Background: Published decision analyses show that screening for colorectal cancer is cost-effective. However, because of the number of tests available, the optimal screening strategy in Canada is unknown. We estimated the incremental cost-effectiveness of 10 strategies for colorectal cancer screening, as well as no screening, incorporating quality of life, noncompliance and data on the costs and benefits of chemotherapy.

Methods: We used a probabilistic Markov model to estimate the costs and quality-adjusted life expectancy of 50-year-old average-risk Canadians without screening and with screening by each test. We populated the model with data from the published literature. We calculated costs from the perspective of a third-party payer, with inflation to 2007 Canadian dollars.
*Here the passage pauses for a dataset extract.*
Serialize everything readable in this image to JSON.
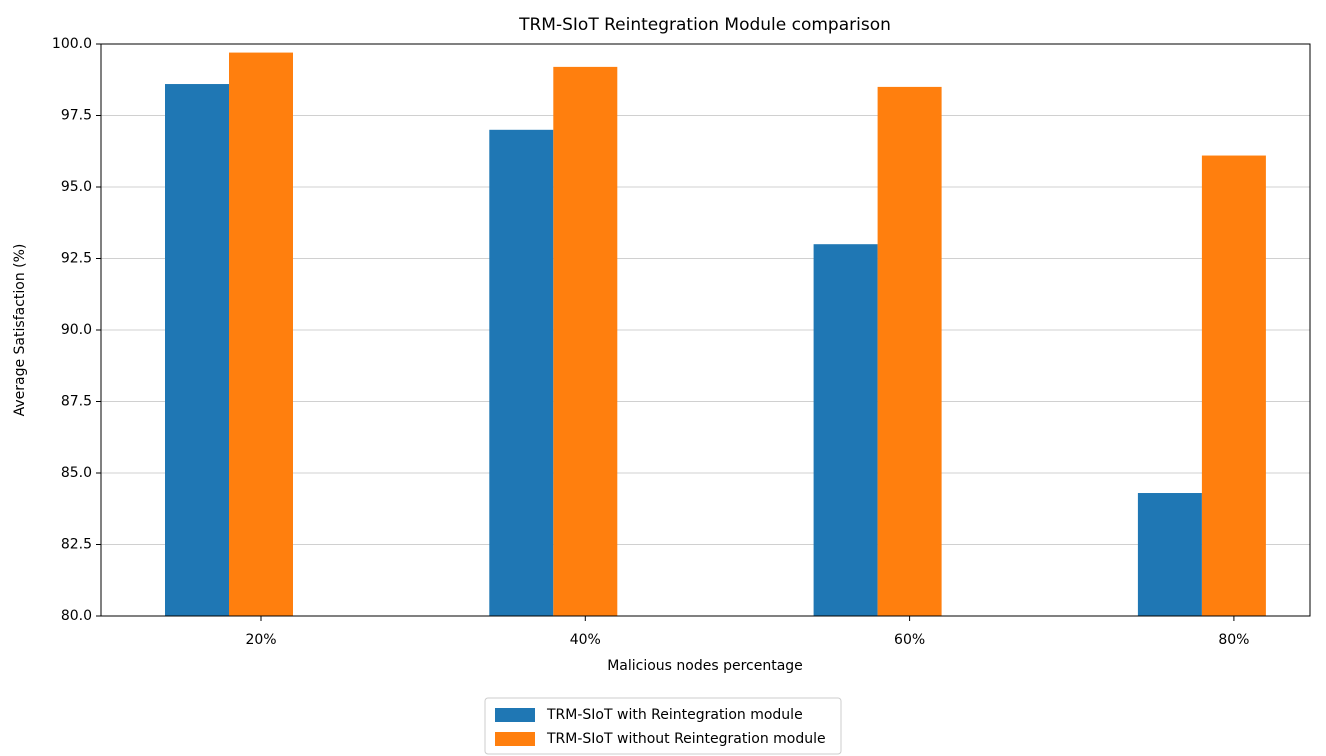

Results: Of the 10 strategies considered, we focused on three tests currently being used for population screening in some Canadian provinces: low-sensitivity guaiac fecal occult blood test, performed annually; fecal immunochemical test, performed annually; and colonoscopy, performed every 10 years. These strategies reduced the incidence of colorectal cancer by 44%, 65% and 81%, and mortality by 55%, 74% and 83%, respectively, compared with no screening. These strategies generated incremental cost-effectiveness ratios of $9159, $611 and $6133 per quality-adjusted life year, respectively. The findings were robust to probabilistic sensitivity analysis. Colonoscopy every 10 years yielded the greatest net health benefit.
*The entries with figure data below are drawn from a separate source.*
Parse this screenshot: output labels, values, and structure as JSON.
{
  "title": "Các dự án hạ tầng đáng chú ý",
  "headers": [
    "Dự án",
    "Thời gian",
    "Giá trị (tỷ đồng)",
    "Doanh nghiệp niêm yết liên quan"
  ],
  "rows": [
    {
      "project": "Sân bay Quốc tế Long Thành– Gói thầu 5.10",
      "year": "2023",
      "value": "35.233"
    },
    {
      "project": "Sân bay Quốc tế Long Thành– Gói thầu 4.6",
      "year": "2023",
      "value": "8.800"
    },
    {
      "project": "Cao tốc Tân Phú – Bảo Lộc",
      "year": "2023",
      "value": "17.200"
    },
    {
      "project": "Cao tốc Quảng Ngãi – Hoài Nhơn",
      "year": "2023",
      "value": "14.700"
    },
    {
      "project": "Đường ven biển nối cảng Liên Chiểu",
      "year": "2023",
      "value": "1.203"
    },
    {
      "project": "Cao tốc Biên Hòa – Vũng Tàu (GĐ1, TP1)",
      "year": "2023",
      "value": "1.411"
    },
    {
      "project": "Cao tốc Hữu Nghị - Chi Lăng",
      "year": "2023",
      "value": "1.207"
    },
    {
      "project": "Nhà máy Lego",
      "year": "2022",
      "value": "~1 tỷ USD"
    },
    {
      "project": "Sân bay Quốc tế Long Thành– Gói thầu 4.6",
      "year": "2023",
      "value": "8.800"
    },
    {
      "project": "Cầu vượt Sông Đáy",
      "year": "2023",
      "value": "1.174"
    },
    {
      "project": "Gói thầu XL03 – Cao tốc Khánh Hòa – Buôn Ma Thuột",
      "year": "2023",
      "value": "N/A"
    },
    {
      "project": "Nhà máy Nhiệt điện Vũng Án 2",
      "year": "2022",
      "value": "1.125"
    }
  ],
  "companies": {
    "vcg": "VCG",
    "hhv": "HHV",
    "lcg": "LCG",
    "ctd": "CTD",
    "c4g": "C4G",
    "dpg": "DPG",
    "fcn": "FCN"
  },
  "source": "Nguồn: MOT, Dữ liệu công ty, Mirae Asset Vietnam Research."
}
Interpretation: Screening for colorectal cancer is cost-effective over conventional levels of willingness to pay. Annual high-sensitivity fecal occult blood testing, such as a fecal immunochemical test, or colonoscopy every 10 years offer the best value for the money in Canada.

Figure 1

Markov states for the natural history of colorectal cancer. Individuals transitioned to different Markov health states (straight arrows) or remained in their current health state (curved arrows). Transitions occurred yearly from age 50 years to death. The Markov model contained three precancer states, three preclinical (undiagnosed) cancer states, three diagnosed cancer states and the absorbing health state of death. After treatment of colorectal cancer, individuals entered a surveillance health state with the opportunity for development of further adenomas and cancer. The 10 screening strategies were superimposed on the natural history model.

Figure 2

Cost-effectiveness plane for not screening and for three strategies for colorectal cancer screening. The graph plots the cost of the various strategies against average discounted quality-adjusted life expectancy.

Figure 3

Cost-effectiveness acceptability curve. The gain in quality-adjusted life years estimated with each strategy was adjusted for the cost and a hypothetical payer’s willingness to pay. The probability that a strategy is cost-effective (y axis) relative to alternative strategies is shown for a range of willingness to pay, up to $100 000 per quality-adjusted life-year gained (x axis).